I had a couple different templates I did up to try and get the most scratch lines. All I did was take a piece of wood that was the width of the track and skinny enough to fit between lugs and drilled through the wood for the template. Once the hole were in the wood I use chalk(or anything else to mark the track) and then begin drilling. Worked pretty slick.
Yep, took a piece of flat 2"steel stock either an 1/8 or 1/4 inch will work, (homedepot, menards lowes all have it) and cut it 18 inches long. Stick 1 1/2 inches of each end in a vice and bend it over 90 degrees . this should leave you with 15 inches in the middle. Take it over to your track and it should drop right down over your 15 inch track in between the raised lugs, with approx. an 1/12 hanging down on either side!-to anchir it in place.
You need to mark this steel template with some chalk take it back to the vice and drill through the steel where you want your pattern holes to be.

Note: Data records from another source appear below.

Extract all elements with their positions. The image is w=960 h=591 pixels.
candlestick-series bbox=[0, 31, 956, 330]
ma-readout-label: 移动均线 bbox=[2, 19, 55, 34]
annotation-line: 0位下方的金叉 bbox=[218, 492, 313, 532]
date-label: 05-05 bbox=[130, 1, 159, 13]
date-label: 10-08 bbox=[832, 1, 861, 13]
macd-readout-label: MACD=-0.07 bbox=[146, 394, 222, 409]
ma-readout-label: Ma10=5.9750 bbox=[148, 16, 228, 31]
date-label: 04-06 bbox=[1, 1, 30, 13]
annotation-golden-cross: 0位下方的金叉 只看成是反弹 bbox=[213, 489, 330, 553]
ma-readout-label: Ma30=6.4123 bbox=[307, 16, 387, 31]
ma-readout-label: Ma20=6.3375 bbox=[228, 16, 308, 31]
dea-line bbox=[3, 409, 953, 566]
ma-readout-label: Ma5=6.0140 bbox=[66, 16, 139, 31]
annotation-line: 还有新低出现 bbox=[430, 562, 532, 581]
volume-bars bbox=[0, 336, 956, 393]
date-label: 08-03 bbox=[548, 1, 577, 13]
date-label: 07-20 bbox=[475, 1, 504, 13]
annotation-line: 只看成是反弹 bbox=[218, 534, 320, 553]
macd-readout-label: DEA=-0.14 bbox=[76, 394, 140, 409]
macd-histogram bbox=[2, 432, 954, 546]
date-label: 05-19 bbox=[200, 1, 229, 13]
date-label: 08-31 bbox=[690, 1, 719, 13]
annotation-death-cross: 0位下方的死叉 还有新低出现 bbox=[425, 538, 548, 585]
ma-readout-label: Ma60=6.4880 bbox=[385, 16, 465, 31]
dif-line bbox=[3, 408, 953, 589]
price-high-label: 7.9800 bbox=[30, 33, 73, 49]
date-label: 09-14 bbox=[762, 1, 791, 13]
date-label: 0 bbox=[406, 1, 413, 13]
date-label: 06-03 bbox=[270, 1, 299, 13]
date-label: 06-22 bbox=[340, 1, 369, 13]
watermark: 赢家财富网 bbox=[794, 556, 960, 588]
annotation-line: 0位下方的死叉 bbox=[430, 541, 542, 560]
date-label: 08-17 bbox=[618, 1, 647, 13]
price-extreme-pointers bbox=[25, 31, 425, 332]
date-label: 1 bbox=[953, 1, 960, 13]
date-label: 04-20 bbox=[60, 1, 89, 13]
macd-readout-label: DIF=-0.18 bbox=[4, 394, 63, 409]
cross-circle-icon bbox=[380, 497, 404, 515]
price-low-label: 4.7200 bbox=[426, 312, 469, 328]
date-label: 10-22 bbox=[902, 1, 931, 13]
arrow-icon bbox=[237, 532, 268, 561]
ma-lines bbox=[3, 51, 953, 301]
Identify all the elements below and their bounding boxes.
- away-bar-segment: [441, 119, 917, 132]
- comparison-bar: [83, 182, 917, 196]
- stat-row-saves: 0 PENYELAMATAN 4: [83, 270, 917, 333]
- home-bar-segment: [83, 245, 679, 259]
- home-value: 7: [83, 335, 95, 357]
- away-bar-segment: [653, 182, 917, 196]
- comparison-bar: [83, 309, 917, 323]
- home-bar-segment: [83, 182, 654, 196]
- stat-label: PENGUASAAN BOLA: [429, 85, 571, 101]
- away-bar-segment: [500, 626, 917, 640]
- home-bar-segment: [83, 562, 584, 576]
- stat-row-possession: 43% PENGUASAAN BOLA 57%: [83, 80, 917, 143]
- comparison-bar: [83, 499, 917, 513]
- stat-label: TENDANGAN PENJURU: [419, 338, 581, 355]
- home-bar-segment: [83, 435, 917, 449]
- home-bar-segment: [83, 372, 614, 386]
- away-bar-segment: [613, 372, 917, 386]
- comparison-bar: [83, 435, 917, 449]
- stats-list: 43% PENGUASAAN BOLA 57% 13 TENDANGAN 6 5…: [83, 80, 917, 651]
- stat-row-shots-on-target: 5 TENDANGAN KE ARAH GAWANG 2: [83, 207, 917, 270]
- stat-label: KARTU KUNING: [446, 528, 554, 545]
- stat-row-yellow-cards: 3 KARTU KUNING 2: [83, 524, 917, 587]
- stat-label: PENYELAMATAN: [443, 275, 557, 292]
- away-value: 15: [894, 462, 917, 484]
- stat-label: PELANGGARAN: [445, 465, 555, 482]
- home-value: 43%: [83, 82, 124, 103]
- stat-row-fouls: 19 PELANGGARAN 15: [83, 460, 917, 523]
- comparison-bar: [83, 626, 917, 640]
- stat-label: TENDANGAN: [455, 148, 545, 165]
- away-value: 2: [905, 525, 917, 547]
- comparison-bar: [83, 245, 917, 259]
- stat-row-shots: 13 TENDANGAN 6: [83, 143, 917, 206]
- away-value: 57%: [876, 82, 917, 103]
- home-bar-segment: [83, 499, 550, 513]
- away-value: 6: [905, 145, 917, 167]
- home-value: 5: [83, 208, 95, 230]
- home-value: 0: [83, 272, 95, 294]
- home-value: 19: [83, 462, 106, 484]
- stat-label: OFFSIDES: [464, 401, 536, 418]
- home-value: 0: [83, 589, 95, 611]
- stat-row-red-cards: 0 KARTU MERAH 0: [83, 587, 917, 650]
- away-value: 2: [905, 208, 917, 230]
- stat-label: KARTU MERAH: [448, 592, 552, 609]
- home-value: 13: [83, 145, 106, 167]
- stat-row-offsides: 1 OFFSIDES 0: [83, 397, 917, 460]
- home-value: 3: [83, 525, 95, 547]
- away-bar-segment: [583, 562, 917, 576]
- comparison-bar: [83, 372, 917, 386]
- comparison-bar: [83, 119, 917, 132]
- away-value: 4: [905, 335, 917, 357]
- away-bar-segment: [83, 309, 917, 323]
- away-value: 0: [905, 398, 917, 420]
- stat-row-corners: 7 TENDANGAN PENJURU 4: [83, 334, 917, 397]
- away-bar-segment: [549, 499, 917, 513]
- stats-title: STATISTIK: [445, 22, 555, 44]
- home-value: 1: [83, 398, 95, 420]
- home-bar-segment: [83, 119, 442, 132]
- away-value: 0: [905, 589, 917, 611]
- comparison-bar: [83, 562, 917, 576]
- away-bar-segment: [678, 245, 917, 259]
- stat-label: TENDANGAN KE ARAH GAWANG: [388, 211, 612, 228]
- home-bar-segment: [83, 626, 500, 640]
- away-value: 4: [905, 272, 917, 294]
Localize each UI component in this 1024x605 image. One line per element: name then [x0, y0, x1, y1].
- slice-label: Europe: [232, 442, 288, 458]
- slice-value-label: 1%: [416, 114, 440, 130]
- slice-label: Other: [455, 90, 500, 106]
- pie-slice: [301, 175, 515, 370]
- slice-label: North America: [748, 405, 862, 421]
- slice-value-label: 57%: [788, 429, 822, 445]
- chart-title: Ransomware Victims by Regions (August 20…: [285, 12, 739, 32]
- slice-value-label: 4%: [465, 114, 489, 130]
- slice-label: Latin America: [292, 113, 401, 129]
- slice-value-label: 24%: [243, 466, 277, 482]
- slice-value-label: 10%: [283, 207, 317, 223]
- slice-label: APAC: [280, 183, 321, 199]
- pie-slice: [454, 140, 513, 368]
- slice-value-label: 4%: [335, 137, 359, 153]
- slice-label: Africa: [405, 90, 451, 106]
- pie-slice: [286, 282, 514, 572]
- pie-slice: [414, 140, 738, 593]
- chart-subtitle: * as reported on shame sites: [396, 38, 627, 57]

For the 3 studs per panel (144 studs) that I put in mine, we had a series of holes, and flipped the bar end for end every otyher panel to give us the "stagger" on the studs that you need. You lay the template on the track and run your 7mm track cutter through the holes in the template. (this will all make more sense I think when your looking at it, as opposed to here in writing, I'll have to see if i can get a picture of it to post.... It works slick, very durable, and costs under 3 bucks..... DooZ
I used a wooden yardstick with great success.... looked just like what I imagine Dooz's description looks like, except made from wood, and I used a paint marker to mark the spots on the track then drill them all at once.
I made mine outa aluminum coil stock worked great. i have a 192 stud pattern. i think i used card board or paper to make a pattern then traced it on the the coil stock.
Take your templates and throw them in the garbage.
All you have to do is pick the pattern you want and go for it!
Studding is not a beauty pagent, the uglyer the better. Your hole shots will love you!
templates make it faster and besides you want your studs in the patter to not line up with other studs, just drillin holes won't work how ya know if there not lining up with another stud? the best traction is done by as few repeated studs as possiable in your design.
When you stud you jack the sled up so it's at eye level so you can look down the length of the track. This way you can see several set's of your pattern and eyeball the drill so you hardly ever repeat. With the "perfect" template you repeat scratch lines way too many times. :nervous:
If you are inexperienced at studding a sled then a template is the only way to go. But if you no what you are dooing and had experience studding I thing that dooing it free hand with a good pattern with the most scratch lines as possible will be better.